Stresscon turned to Travelers Property Casualty Company to indemnify the deal, but the insurer refused pursuant to a clause in the policy that stated: "No insured will, except at that insured's own cost, voluntarily make a payment, assume any obligation, or incur any expense, other than for first aid, without our consent."
The policyholder filed suit and a jury awarded Stresscon damages for bad faith breach of the insurance contract. An appellate panel affirmed the verdict, relying upon the Colorado Supreme Court's 2005 decision inFriedland v. Travelers Indemnity Co. In that case, the court held that insurers are required to demonstrate prejudice from an insured's failure to comply with a notice requirement of its insurance contract.
Extending the holding in Friedland, the appellate court found the no-voluntary-payments provision could relieve Travelers of indemnification only if the insurer suffered prejudice from Stresscon's settlement. Travelers appealed again and the Colorado Supreme Court reversed.
Reviewing the policy considerations that provided the justification for the notice-prejudice rule, the Colorado Supreme Court said they did not apply with the same force to no-voluntary payment-provisions. The timely notice requirements of the occurrence policy in Friedland was a technicality from which insurers could "reap a windfall," the court explained, and did not define the scope of coverage.
"[A]n insurance policy is a contract, the unambiguous terms of which must be enforced as written, unless doing so would violate public policy," the court wrote. "[T]he contract clause at issue in this case, far from amounting to a mere technicality imposed upon an insured in an adhesion contract, was a fundamental term defining the limits or extent of coverage. This so-called 'no voluntary payments' clause clearly excluded from coverage any payments voluntarily made or obligations voluntarily assumed by the insured without consent, for anything other than first aid. The insurance policy emphatically stated that any such obligations or payments would be made or assumed at the insured's own cost rather than by the insurer."
The no-voluntary-payments clause does not impose a duty on the insured to do anything "whether for the purpose of assisting in the insurer's investigation or defense of a claim, or otherwise," nor does it impose a duty on the policyholder to refrain from doing something, the court noted.
Instead, the no-voluntary-payments clause "actually goes to the scope of the policy's coverage," the court said. "Rather than a provision purporting to bar an insured from voluntarily making payments or incurring expense without the consent of the insurer, for the breach of which the insurer would be absolved of compliance with its obligations under the policy, the no-voluntary-payments provision makes clear that coverage under the policy does not extend to indemnification for such payments or expenses in the first place, and instead, the no-voluntary-payments clause merely specifies that as uncovered expenses they will not be borne by the insurer."
Depriving an insurer of its choice to defend or settle in the first instance has important practical implications for the risks that insurers undertake and the premiums paid by insureds, the court explained, and enforcement of the provision "can hardly be characterized" as reaping a windfall.

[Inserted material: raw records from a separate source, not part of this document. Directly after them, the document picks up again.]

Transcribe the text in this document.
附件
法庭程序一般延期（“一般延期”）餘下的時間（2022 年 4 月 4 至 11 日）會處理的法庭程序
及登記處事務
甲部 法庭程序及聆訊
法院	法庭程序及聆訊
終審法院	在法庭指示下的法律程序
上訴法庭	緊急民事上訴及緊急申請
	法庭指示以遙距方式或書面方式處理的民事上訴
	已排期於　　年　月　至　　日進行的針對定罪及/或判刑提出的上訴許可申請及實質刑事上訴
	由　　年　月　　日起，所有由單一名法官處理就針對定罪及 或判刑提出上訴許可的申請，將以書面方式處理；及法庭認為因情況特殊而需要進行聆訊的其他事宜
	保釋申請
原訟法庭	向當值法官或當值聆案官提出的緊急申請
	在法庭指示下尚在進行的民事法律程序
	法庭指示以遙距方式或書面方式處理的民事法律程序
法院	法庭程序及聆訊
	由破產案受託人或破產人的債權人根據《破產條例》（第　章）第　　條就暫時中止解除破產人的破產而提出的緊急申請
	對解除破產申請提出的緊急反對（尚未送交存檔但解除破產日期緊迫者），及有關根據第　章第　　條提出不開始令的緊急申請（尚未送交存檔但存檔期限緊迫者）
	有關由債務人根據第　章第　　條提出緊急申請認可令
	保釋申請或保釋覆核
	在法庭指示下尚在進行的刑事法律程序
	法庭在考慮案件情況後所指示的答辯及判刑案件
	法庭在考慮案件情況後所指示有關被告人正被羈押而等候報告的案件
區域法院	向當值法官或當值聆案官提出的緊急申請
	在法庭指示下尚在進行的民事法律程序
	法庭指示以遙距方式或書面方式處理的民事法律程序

Extending the Friedland notice-prejudice rule "would treat no-voluntary-payments clauses of insurance contracts, including the one in this case, as nothing more than a technicality, unenforceable in the absence of prejudice, whether or not any actions of the insurer had exposed its insured to an excess judgment," the court said. "The result of such a rule would be to ignore the competing interests and risks of collusion or fraud … and would effectively deny insurers the ability to contract for the right to defend against third-party claims or negotiate settlements in the first instance. Public policy demands no such restriction on the right to contract."
The court reversed the jury verdict and remanded the case, ordering the trial court to enter a directed verdict for Travelers.